Subsec. (e). Pub. L. 98–616, § 213(a), designated existing provisions as par. (1), redesignated former pars. (1), (2), and (3) thereof as subpars. (A), (B), and (C), respectively, designated existing provisions of previously redesignated subpar. (A) as cl. (i) and added cl. (ii), inserted “This paragraph shall not apply to any facility which has been previously denied a permit under this section or if authority to operate the facility under this section has been previously terminated.” to closing provisions of par. (1), and added pars. (2) and (3).

Subsec. (g). Pub. L. 98–616, § 214(a), added subsec. (g).

Subsec. (h). Pub. L. 98–616, § 224(b), added subsec. (h).

Subsec. (i). Pub. L. 98–616, § 243(c), added subsec. (i).

Subsec. (j). Pub. L. 98–616, § 215, added subsec. (j).

1980—Subsec. (e)(1). Pub. L. 96–482, § 10, substituted “November 19, 1980” for “October 21, 1976”.

Subsec. (f). Pub. L. 96–482, § 11, added subsec. (f).
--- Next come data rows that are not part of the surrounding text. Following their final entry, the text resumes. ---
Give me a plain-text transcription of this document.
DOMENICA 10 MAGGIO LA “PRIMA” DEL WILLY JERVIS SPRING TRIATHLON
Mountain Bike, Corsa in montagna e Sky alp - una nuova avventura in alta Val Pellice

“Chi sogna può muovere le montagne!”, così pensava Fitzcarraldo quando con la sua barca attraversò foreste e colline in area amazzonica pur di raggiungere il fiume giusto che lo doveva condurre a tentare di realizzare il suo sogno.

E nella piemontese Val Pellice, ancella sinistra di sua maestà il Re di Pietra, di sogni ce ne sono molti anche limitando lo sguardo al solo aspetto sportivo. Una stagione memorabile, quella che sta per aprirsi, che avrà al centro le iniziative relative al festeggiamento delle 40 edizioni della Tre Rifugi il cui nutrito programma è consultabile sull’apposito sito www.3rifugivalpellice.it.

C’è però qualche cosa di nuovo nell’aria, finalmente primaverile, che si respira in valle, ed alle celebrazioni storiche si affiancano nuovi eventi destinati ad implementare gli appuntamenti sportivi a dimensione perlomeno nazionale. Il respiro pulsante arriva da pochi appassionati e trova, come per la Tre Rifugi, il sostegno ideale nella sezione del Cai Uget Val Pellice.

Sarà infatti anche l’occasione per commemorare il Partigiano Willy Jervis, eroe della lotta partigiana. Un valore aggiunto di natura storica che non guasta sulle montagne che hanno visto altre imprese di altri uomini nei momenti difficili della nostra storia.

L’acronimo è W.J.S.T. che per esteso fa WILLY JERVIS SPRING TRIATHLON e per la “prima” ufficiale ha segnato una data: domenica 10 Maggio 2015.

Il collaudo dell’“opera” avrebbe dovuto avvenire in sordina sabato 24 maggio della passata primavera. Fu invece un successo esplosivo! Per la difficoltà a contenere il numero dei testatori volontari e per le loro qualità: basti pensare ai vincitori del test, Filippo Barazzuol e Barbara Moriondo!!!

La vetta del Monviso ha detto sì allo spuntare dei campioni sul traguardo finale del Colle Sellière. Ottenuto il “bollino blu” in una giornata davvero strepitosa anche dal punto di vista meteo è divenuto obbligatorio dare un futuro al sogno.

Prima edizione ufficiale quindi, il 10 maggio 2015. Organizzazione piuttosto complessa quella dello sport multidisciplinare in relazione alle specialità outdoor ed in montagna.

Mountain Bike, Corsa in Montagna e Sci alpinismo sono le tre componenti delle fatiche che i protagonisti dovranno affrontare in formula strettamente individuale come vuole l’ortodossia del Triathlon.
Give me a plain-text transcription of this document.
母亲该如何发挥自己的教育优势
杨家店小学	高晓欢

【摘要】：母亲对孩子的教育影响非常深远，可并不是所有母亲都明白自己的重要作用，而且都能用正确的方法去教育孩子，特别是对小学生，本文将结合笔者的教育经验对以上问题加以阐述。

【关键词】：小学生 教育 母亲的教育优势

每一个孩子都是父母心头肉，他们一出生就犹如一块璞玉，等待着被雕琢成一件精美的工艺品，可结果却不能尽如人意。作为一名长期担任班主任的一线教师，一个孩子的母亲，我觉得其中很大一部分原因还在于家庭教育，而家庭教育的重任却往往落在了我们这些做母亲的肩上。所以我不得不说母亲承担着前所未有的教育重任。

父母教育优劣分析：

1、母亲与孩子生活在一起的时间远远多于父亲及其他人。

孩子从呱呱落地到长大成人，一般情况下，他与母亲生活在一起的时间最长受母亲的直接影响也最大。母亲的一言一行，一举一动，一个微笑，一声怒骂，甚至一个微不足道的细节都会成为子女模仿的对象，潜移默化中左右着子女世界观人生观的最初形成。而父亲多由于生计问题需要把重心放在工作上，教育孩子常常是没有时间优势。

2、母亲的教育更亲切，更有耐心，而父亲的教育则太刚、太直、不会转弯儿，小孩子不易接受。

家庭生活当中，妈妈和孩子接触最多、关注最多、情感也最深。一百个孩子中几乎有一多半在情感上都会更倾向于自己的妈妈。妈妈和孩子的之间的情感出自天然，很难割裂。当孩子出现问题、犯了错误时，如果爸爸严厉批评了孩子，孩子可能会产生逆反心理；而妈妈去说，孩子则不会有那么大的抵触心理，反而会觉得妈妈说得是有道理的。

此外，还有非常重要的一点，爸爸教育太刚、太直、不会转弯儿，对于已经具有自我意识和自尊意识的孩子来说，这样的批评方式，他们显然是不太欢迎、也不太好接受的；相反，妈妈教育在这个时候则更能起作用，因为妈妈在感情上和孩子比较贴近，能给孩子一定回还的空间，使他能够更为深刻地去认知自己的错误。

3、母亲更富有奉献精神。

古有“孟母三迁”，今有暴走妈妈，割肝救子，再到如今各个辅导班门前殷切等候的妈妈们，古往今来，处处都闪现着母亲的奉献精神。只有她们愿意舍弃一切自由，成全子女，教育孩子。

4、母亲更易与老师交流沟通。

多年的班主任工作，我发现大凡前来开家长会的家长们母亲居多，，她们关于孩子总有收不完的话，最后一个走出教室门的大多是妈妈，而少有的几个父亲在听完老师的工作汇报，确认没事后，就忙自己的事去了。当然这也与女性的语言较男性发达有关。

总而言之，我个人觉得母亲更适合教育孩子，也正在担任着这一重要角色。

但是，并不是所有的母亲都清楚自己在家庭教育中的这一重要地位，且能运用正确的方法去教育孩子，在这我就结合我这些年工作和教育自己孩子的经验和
1978—Subsec (a). Pub. L. 95–609 inserted “treatment, storage, or” after “and after such date the”.

Executive Documents
Transfer of Functions

For transfer of certain enforcement functions of Administrator or other official of Environmental Protection Agency under this chapter to Federal Inspector, Office of Federal Inspector for the Alaska Natural Gas Transportation System, and subsequent transfer to Secretary of Energy, then to Federal Coordinator for Alaska Natural Gas Transportation Projects, see note set out under section 6903 of this title.